Phoebe Maltz Bovy said...

As I think Miss Self-Important said in the thread at her blog, the focus is on the most elite schools (i.e. on Harvard) because of the our-future-leaders concerns. As for why liberal-arts colleges as well, I'd think mostly because that's where things get most hippie-dippie. If you want to write an outraged article about privilege-awareness workshops, that's your best bet.

I'm not sure I follow why, at large public schools not claiming to match individual students' personalities, a standard liberal-arts curriculum wouldn't be desirable from a CCOA standpoint. If it's all postmodern nonsense that Great is relative, surely there could be some committee coming up with the official canon to end all canons. Or if that's too centralized for CCOAs, or to account for differences in class size, a committee at each school could pick one for that institution. This wouldn't cover all the courses offered, but it would cover whichever intro classes.

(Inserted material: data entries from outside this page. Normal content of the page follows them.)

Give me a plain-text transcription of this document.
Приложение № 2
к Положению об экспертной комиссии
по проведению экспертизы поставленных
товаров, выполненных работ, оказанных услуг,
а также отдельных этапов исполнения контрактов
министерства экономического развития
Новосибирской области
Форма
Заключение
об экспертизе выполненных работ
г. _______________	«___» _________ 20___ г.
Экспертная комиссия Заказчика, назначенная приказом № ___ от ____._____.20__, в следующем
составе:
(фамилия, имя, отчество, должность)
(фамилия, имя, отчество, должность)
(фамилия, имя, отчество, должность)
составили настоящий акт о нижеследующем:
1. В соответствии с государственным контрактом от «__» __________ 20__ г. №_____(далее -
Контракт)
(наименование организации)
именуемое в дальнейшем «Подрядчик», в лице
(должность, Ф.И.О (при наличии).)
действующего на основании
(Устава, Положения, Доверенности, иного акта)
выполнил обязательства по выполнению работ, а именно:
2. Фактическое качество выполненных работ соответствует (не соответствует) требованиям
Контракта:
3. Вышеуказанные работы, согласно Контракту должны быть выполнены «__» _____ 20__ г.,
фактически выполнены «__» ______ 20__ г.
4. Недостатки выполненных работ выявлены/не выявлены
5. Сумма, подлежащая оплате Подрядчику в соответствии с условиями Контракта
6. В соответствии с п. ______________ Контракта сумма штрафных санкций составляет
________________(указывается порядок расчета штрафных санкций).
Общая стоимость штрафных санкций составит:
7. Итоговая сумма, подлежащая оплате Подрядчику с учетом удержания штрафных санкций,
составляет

As for how to really understand Aristotle (and I'm making no such claims myself at this point!), yes, reading something/someone multiple times, in multiple contexts, helps. But then should a student who won't major in Classics have no exposure to them? And isn't part of the value of reading these texts the cultural capital having read them confers? Or, less controversially, isn't it a worthwhile learning experience to see that you, the regular college freshman, can at least partially tackle a work you would have imagined beyond your capacity?

Nicholas said...

But I think it's important, as someone who was once a CCOA and now is no longer, that the critique is difficult if not impossible to apply at the places most people get educated. And this is for approximately the reasons George Will outlined in that column Jacob Levy linked to on twitter: it spills over into a very odd kind of aristocratic concern for what happens to the elite that ignores the vast majority.

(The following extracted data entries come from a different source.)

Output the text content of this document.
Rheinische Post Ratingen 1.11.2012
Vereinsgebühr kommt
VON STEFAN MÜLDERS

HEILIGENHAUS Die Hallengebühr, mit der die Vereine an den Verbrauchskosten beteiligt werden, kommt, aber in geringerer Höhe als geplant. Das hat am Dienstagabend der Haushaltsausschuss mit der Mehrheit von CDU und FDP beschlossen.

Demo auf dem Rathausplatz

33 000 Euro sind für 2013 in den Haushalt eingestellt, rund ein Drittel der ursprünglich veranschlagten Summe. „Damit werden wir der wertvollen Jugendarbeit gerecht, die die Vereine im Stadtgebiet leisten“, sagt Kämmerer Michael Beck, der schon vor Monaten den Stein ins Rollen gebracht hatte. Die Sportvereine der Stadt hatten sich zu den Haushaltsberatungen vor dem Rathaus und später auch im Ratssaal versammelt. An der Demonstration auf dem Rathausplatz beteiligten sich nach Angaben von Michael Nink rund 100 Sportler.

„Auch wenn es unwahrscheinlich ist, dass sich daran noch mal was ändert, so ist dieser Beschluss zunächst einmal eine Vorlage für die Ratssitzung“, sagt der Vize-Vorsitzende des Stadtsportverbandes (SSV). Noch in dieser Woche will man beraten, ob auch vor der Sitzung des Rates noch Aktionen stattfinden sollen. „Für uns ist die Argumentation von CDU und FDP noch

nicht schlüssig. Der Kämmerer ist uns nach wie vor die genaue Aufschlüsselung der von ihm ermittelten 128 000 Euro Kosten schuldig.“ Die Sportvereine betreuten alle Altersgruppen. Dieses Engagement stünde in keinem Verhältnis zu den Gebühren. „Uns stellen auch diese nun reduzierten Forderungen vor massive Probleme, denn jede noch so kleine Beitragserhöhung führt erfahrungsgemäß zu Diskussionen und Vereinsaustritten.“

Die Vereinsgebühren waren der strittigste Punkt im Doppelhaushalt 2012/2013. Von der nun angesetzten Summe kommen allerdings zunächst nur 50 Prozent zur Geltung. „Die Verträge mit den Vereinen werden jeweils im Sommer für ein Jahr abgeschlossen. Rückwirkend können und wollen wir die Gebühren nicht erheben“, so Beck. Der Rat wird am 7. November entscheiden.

It's difficult to impossible for reasons of logistics: it would have been hard to get the 6000 people in my class to do anything at the same time, much less guarantee any quality across sections, without some massive and time-wasting diversions of faculty teaching loads (which at a place like Michigan will be something like a 2-1 with some number of people exempted from teaching undergrads, which is one of the perks). The one thing that was required of everyone, freshman comp, was already sub-divided into regular and science versions, and you were allowed to not take it until the first semester of your second year if you couldn't get a section on your schedule until then.

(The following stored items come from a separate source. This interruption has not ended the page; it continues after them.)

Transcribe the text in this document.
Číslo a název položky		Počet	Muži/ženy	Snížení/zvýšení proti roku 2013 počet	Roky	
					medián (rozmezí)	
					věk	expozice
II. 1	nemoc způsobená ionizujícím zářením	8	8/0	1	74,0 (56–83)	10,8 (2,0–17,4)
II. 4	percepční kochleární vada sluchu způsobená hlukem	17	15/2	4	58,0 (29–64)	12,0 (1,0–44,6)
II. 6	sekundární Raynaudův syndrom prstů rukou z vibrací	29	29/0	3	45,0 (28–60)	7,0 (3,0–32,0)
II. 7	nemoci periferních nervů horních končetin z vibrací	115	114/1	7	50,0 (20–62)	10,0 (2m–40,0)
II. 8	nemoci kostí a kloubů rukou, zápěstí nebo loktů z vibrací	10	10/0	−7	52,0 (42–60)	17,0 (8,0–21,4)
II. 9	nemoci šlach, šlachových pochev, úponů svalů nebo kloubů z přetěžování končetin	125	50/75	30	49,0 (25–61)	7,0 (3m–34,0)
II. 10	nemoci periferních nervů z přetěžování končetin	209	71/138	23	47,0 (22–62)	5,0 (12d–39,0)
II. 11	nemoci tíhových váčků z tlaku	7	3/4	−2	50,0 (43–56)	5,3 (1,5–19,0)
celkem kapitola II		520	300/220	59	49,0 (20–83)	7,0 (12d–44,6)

I'll also suggest that the CCOA emphasis on getting the classics when you're 18 tends to miss the point that a lot of people aren't ready to do much with Aristotle, or Marx, or anyone else at that age, which transforms them from potentially useful or revelatory figures to "that person who I was forced to read that one time"; some will handle that better at 20 or 25; CCOAs seem oddly committed to the proposition that unless you read the classics as a freshly-minted adult, you never will. Some people will benefit from being forced to read them anyway; some people will not. It's not entirely clear to me why being forced to read them is the better educational outcome.

I think the more relevant question, for people who like to compile nonsense a la the neverending complaint about Bowdoin, is not whether there are unusual course titles, but whether it's possible to put together, in the space of four years, a reasonable-sounding collection of Great Books-ish courses. I suspect that's possible everywhere, but "you could just ignore courses you're not interested in and take ones that fit your interests" isn't a critique to put the fire into anyone's heart.